Ob das im Oktober viele Abonnenten mitbekamen, was da für eine großartige Pianistin im Schauspielhaus ihr Dresden-Debüt gab? Das Chopin-Konzert lernte Beatrice Rana für Dresden neu, schloss gerade einen Vertrag mit Warner ab und hat nun Prokofievs 2. Klavierkonzert und das Erste Klavierkonzert von Tschaikowski mit Pappano und dem Orchestra dell’Accademia Nazionale di Santa Cecilia eingespielt. Die Kritiker saßen mit offenem Mund im Konzert. Oh, halt, wir sehen gerade: die CD ist erst ab Februar nächsten Jahres überhaupt offiziell erhältlich. Da werden Sie Tante Mascha wohl einen Gutschein schenken müssen. Hoffentlich denkt sie daran, ihn einzulösen.
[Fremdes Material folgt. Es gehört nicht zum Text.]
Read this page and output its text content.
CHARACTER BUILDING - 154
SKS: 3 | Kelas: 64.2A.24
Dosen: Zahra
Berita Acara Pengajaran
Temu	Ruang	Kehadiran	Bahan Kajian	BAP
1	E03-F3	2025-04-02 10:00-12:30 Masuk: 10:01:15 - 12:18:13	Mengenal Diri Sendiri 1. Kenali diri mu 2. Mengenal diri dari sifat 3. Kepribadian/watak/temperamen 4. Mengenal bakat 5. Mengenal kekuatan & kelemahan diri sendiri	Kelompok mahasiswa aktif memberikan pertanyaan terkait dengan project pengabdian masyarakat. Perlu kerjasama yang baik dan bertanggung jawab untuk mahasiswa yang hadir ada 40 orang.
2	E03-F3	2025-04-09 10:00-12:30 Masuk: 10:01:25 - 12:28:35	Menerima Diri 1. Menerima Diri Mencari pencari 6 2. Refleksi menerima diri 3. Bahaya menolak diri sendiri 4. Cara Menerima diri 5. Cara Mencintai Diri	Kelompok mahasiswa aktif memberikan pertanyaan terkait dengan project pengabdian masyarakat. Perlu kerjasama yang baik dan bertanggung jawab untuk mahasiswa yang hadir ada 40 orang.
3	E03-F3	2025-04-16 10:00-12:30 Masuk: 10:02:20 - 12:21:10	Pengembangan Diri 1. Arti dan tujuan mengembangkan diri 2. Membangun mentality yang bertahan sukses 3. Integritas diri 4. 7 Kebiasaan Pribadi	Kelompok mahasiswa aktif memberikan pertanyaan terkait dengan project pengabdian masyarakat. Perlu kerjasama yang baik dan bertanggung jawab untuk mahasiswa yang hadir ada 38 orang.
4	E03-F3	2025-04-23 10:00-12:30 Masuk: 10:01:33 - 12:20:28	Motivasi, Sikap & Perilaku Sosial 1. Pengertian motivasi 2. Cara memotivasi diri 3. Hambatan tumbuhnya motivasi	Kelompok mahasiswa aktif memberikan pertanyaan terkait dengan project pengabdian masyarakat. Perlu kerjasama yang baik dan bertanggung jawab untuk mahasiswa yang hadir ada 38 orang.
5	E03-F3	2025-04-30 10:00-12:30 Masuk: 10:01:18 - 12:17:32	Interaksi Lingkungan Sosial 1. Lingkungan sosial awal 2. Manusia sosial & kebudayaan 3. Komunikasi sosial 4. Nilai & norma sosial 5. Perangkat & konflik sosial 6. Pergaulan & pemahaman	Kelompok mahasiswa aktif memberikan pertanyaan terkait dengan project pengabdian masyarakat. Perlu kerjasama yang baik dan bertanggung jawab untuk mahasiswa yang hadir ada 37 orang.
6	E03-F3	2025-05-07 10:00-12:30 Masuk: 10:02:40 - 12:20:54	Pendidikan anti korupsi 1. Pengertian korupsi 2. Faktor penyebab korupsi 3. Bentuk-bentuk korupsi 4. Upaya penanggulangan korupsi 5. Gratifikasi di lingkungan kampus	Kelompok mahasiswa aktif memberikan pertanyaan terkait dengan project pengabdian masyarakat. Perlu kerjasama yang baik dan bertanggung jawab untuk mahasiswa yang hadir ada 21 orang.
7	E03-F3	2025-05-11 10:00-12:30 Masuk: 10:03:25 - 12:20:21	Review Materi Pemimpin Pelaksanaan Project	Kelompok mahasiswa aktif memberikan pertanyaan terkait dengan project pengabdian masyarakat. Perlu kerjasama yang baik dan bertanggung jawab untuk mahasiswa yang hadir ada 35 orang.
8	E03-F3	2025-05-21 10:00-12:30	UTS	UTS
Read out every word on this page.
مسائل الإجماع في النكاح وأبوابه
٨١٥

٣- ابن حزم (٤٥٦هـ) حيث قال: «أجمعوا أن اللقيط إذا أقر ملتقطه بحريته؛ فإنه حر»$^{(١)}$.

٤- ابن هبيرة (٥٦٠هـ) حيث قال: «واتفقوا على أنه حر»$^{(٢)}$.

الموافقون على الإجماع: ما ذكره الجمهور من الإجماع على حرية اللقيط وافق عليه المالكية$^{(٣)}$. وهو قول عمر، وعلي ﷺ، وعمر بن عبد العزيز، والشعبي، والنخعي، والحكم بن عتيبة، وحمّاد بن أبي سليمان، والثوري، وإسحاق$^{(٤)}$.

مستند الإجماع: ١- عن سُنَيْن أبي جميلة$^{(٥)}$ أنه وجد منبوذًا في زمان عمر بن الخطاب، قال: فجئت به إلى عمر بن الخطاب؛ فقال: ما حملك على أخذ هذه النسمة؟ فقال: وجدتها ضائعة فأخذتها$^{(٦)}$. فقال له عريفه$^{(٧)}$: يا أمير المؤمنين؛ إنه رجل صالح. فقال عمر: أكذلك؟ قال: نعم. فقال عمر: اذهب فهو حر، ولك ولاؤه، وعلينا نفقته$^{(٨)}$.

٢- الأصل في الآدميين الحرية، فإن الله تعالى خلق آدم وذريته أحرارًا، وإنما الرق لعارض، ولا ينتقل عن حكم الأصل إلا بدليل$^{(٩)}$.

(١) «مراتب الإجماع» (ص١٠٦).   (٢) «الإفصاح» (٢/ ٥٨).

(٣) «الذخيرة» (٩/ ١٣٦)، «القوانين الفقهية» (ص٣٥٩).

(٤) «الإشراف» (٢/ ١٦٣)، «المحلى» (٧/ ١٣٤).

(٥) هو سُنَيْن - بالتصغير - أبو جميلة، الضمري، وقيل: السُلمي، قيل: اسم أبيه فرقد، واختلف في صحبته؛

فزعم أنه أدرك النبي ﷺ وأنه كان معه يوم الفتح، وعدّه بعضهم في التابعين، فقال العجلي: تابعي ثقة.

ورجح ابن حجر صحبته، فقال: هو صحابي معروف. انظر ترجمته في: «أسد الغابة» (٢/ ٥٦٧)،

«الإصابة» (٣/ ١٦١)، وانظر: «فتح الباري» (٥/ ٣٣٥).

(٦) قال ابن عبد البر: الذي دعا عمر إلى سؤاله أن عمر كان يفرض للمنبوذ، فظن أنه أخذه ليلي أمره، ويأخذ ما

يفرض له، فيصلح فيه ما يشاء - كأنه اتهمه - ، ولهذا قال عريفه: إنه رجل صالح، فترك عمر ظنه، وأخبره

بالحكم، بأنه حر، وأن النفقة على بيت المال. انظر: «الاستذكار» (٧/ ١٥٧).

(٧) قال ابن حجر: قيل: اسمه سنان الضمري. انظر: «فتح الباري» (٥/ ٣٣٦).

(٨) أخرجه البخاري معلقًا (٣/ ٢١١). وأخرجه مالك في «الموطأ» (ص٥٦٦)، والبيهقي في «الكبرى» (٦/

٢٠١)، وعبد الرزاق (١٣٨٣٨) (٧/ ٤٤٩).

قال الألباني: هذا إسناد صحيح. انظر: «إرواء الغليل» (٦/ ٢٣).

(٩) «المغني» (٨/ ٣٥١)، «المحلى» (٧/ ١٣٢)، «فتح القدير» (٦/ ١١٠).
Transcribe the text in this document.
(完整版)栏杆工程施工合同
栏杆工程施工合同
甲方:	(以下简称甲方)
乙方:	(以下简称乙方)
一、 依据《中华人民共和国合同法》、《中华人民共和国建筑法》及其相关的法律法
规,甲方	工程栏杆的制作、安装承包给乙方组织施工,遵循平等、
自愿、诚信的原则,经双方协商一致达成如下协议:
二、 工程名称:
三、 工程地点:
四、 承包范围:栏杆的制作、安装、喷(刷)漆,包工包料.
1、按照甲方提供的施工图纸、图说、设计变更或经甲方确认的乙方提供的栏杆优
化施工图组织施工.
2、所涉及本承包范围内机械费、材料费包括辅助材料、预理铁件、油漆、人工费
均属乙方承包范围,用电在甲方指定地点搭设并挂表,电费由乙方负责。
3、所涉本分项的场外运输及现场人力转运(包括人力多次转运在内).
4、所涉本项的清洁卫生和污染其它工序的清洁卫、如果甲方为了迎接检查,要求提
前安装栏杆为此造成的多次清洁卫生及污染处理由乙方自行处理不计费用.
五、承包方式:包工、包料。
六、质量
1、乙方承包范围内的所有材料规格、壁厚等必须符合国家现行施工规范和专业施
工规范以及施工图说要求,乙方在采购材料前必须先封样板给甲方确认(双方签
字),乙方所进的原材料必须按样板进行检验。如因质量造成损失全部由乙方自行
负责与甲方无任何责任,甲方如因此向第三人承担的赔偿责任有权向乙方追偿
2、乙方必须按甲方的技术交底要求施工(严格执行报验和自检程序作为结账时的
Das Beste, sozusagen das Nochniedagewesendste (würde er sagen), haben wir uns bis zum Schluss aufgespart. Wir formulieren es mal so:  Andere haben die Droge Paganini immer nur streng unter Laborbedingungen getestet. In Mikrodosierung haben sie den Komponisten wirken lassen. Kontrolliert und doppelblind. Florian Mayer hingegen mixt sich das Zeug im Schuppen hinterm Haus. Eine Prise Sexappeal nimmt er, zwei Strünke Teufelskraut, Nachtigallenzungen, eine Fingerspitze Chili. Und hinter damit! Die Wirkung setzt sofort ein, unberechenbar, wie ein Orkan. Die Paganini-Capricen spielte Mayer unlängst im Release-Konzert im Societätstheater so sorglos und wie nebenbei: wir hätten uns nicht gewundert, wenn er sich gleichzeitig noch eine Tasse Tee eingegossen oder die Stiefel poliert hätte. Dass davon eine CD existiert, konnten und wollten wir nicht glauben; nun ist sie ja doch zu bestellen, am besten direkt beim kleinen Unicornio-Verlag. Dieses süße Gift ist eigentlich am besten live zu genießen. Wann, wo? Darauf gibt beizeiten die Webseite des Allroundkünstlers Antwort. Solange müssen wir uns eben doch mit der Aufnahme trösten, die immerhin auch die „Ballade von David Bongartz“ (köstlich!) bereithält.

Alexander Keuk und Martin Morgenstern wünschen ein frohes Fest.